En l’espèce, un différend était né entre la société Mitjavila et la société Messageries du Midi à laquelle elle confiait le transport de ses marchandises, Reprochant à la seconde une surfacturation de ses prestations pour s'opposer au règlement de ses propres factures, la Société Mitjavila invoquait la compensation de sa dette avec sa créance de surfacturation à l'action en paiement diligentée par le transporteur, placé en procédure de sauvegarde.
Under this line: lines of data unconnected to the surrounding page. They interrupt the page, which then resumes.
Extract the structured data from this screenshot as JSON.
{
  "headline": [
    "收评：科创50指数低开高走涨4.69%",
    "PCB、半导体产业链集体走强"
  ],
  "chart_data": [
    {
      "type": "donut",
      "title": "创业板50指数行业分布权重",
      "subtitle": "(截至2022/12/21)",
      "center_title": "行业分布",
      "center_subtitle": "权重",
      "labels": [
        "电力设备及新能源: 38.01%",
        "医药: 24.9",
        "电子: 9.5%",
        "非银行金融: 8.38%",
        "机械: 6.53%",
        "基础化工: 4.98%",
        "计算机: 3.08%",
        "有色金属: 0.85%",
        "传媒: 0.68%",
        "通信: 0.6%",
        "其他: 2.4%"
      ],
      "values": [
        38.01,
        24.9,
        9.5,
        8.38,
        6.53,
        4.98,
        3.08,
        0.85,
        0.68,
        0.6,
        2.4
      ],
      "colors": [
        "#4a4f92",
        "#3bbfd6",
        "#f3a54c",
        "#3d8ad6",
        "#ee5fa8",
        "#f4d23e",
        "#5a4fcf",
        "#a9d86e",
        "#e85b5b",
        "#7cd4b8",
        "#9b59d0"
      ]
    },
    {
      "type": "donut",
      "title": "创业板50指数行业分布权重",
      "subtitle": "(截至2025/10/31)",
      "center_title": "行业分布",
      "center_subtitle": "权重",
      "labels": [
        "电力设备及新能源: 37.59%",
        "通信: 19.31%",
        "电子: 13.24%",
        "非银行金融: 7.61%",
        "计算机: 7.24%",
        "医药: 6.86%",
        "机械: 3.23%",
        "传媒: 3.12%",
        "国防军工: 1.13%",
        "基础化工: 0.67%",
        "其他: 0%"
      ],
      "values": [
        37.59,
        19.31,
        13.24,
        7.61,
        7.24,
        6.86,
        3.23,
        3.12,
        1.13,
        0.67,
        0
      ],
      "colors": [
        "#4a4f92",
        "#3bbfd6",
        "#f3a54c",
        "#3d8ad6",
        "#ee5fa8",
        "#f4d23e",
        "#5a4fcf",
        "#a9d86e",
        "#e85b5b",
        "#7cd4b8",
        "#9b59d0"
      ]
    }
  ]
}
Or, la société Mitjavila n'avait pas déclaré sa créance au passif de la société Messageries du Midi…

La Cour d'appel décidait toutefois de lui accorder le bénéfice de la compensation, jugeant qu’il s’agissait d'un simple moyen de défense à l'action en paiement initiée par la société Messageries du midi que la société Mitjavila pouvait opposer à tout moment de la procédure sans que l'ouverture de la procédure de sauvegarde du transporteur n'exerce une quelconque influence juridique.
La chambre commerciale de la Cour de cassation censure cette analyse au visa des articles L.622-24 (relatif à l'obligation de déclaration des créances antérieures) et L.622-26 (relatif à la forclusion des créances non déclarées à la procédure).

Selon la Haute juridiction, la compensation ne peut être utilisée comme simple moyen de défense dans le cadre d'une action en paiement et ne saurait être qualifiée autrement qu'en une demande reconventionnelle en paiement.

Elle juge qu'en l'espèce, s'agissant d'une demande de compensation pour dettes connexes formulée postérieurement à l'ouverture d'une procédure de sauvegarde, le créancier avait l'obligation de déclarer sa créance conformément aux dispositions de l'article L. 622-24 précité afin de pouvoir valablement l'invoquer.

Cette solution n’est certes pas nouvelle mais se trouve ici renouvelée sous l'empire des textes issus de la réforme de 2005, alors même que le régime de la sanction du défaut de déclaration de créance a été modifié : désormais, la créance non déclarée n'est plus éteinte mais inopposable à la procédure collective.

Selon cet arrêt, cette modification de régime n'a donc aucune incidence sur la question de la compensation pour dettes connexes, l'inopposabilité devant être comprise comme existant à tous les stades de la procédure.

Les créanciers de la procédure collective devront donc être vigilants et déclarer leur créance dans le délai de deux mois à compter de la publication du jugement d'ouverture au BODACC, surtout s’ils entendent ensuite invoquer le paiement par compensation.